The moderator tries to prompt a dialogue between these two enemies. Immediately Proud Boy Rob addresses Antifa Luis directly and asks if he would take off his sunglasses. Rob wants to see his eyes to feel like they're "interacting." So right there Rob is expressing an interest in developing some sort of rapport with Luis, who not only hides behind sunglasses, but is also wearing a cap. Luis, however, ignores Rob and tells the moderator he won't remove his sunglasses.

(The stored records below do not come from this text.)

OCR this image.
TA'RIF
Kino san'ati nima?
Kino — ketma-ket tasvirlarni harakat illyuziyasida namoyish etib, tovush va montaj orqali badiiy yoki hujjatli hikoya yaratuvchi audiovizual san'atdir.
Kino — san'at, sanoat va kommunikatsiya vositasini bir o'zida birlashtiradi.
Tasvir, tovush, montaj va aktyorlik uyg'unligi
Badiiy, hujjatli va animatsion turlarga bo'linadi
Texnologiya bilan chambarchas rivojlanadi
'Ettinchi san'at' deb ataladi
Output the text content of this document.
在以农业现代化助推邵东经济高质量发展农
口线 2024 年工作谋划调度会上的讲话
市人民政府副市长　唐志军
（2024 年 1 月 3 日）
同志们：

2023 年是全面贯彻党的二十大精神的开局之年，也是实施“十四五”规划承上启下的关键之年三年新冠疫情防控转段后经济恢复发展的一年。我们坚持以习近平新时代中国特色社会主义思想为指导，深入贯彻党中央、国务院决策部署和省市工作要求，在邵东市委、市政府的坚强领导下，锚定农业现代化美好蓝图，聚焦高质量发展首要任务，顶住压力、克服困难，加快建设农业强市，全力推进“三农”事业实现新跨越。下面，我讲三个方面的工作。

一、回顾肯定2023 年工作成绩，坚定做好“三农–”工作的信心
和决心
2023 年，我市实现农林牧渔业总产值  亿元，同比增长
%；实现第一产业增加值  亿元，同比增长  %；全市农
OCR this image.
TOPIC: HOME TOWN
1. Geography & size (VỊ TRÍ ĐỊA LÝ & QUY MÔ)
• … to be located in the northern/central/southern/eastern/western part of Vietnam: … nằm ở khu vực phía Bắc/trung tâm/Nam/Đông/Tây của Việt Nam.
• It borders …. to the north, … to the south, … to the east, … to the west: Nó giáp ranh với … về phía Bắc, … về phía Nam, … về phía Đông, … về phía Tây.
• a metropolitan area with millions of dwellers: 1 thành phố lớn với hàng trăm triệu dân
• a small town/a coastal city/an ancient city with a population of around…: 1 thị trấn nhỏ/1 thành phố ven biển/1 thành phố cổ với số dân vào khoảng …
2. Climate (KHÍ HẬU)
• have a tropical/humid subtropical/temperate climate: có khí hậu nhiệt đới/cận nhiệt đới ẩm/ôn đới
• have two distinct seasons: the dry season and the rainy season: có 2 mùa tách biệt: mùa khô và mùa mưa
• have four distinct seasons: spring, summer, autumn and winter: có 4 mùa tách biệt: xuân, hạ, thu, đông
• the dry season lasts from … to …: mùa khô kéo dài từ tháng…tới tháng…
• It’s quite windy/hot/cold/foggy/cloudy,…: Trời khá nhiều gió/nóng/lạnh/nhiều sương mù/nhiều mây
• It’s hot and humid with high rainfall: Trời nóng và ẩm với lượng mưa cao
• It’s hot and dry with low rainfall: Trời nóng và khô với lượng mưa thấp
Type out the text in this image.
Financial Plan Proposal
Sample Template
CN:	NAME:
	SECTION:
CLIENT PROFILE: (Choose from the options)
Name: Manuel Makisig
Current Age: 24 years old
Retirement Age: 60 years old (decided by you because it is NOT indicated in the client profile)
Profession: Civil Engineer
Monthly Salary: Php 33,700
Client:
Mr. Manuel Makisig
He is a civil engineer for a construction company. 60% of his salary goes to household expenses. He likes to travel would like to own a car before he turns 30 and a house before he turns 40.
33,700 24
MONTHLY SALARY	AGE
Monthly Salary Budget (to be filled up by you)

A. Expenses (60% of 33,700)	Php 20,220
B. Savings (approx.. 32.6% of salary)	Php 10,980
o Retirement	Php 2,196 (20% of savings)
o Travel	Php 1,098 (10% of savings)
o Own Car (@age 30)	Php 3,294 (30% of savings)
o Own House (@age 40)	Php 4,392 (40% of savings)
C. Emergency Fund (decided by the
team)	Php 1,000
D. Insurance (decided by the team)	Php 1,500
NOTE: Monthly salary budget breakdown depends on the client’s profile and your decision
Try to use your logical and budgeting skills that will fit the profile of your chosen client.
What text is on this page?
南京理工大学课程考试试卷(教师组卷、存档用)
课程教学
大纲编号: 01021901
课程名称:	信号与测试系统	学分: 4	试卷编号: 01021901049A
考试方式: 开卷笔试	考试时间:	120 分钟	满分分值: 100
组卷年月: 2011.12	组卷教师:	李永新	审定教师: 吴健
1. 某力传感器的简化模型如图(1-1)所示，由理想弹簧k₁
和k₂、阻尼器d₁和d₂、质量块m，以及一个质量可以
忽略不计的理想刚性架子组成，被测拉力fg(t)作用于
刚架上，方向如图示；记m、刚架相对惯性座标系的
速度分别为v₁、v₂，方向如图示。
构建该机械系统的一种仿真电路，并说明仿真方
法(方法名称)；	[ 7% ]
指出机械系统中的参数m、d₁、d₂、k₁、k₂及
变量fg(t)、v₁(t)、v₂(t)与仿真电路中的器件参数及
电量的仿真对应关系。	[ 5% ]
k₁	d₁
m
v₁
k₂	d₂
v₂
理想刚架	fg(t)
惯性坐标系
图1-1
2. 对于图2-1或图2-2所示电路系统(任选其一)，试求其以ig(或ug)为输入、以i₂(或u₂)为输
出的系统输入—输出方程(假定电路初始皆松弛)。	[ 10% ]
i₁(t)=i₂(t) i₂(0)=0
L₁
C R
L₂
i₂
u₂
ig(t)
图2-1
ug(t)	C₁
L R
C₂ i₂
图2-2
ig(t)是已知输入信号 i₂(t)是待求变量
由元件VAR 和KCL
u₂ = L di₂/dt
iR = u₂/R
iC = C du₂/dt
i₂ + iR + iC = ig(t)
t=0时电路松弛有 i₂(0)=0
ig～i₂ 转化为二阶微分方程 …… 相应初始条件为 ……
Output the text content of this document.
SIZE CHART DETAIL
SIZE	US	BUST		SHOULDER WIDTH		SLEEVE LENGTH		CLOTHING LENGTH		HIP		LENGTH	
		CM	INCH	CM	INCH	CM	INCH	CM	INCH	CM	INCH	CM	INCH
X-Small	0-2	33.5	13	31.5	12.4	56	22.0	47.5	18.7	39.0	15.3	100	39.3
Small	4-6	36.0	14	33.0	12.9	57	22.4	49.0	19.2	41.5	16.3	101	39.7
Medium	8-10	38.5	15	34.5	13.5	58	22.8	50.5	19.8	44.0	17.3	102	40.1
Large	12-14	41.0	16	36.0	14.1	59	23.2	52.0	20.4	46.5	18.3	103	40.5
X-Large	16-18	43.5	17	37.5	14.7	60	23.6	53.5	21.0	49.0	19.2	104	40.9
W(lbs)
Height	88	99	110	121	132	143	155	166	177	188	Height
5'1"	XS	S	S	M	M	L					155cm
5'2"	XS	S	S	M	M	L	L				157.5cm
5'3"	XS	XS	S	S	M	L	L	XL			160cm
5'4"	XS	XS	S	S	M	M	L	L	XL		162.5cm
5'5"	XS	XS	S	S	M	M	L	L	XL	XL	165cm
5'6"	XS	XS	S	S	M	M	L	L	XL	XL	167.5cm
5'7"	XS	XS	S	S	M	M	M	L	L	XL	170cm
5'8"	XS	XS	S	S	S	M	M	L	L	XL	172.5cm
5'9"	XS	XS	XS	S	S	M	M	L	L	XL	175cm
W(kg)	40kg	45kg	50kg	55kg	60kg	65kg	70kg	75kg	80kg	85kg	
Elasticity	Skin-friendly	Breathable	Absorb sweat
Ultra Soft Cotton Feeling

The moderator then asks Luis what he thinks of Rob. Luis believes that Rob is "misguided, a bigot, a misogynist, violent towards women, racist, uneducated, and misguided." Yes, he said "misguided" twice. Rob basically rejects the "racist" and "bigot" labels: "you can't be a racist if you don't subscribe to race." In defense of his education, he says he likes looking up words in the dictionary. And I note that he does generally show more curiosity than Luis, who frankly acts like he'd rather be somewhere else. Rob admits to being a "violent man" and a "misanthrope," though to him that means he "doesn't trust anybody." But he also says "humans suck." So, yeah, violent misanthrope, which could explain why Luis has so many other labels for him. If someone doesn't like people in general, they're sort of an all-inclusive bigot.

Next the moderator asks Rob what he thinks of Luis. Rob says that Luis is also a "violent man." Not only does Rob have video evidence of this, but apparently violent men can recognize other violent men when they see them. Also, Rob thinks that Luis "ducks out of responsibility," because Luis whines about being arrested at rallies. In response, Luis believes he's "defending his community, those that are marginalized." He seems to use this as a justification for his violence, which might be one of the few things they both have in common, aside from a fondness for weed.

The moderator switches gears and asks Luis what he thinks about the Proud Boys claim of free speech. Luis answers: "Only the government can stop you from exercising your freedom of speech. Freedom of speech doesn't give you a right to a platform or microphone, nor does it mean that there are no consequences for your speech." He then ends with (perhaps drug-induced) nonsense: "hate speech is as powerful as words." It sounds like he's trying to convey a "words are violence" rhetoric, but can't quite get there. Rob sort of sees where Luis is going and contributes his belief that "you can trigger others by just being who you are." For example, if Rob says he loves Donald Trump, that could trigger a protester to punch him. So both of them appear to agree that words have the power to provoke violent consequences. Their disagreement, then, must be over the right to provoke violence. Rob thinks he should have that right, Luis does not.

Luis says one more interesting thing: "if you have two people having a friendly chat, and one is a Nazi, then you have two Nazis right there." This was his response to the Proud Boys associating with or including Nazis. Such an attitude might explain why Antifa labels people Nazis who are actually something else. But why wouldn't Luis instead see two Proud Boys? Why two Nazis?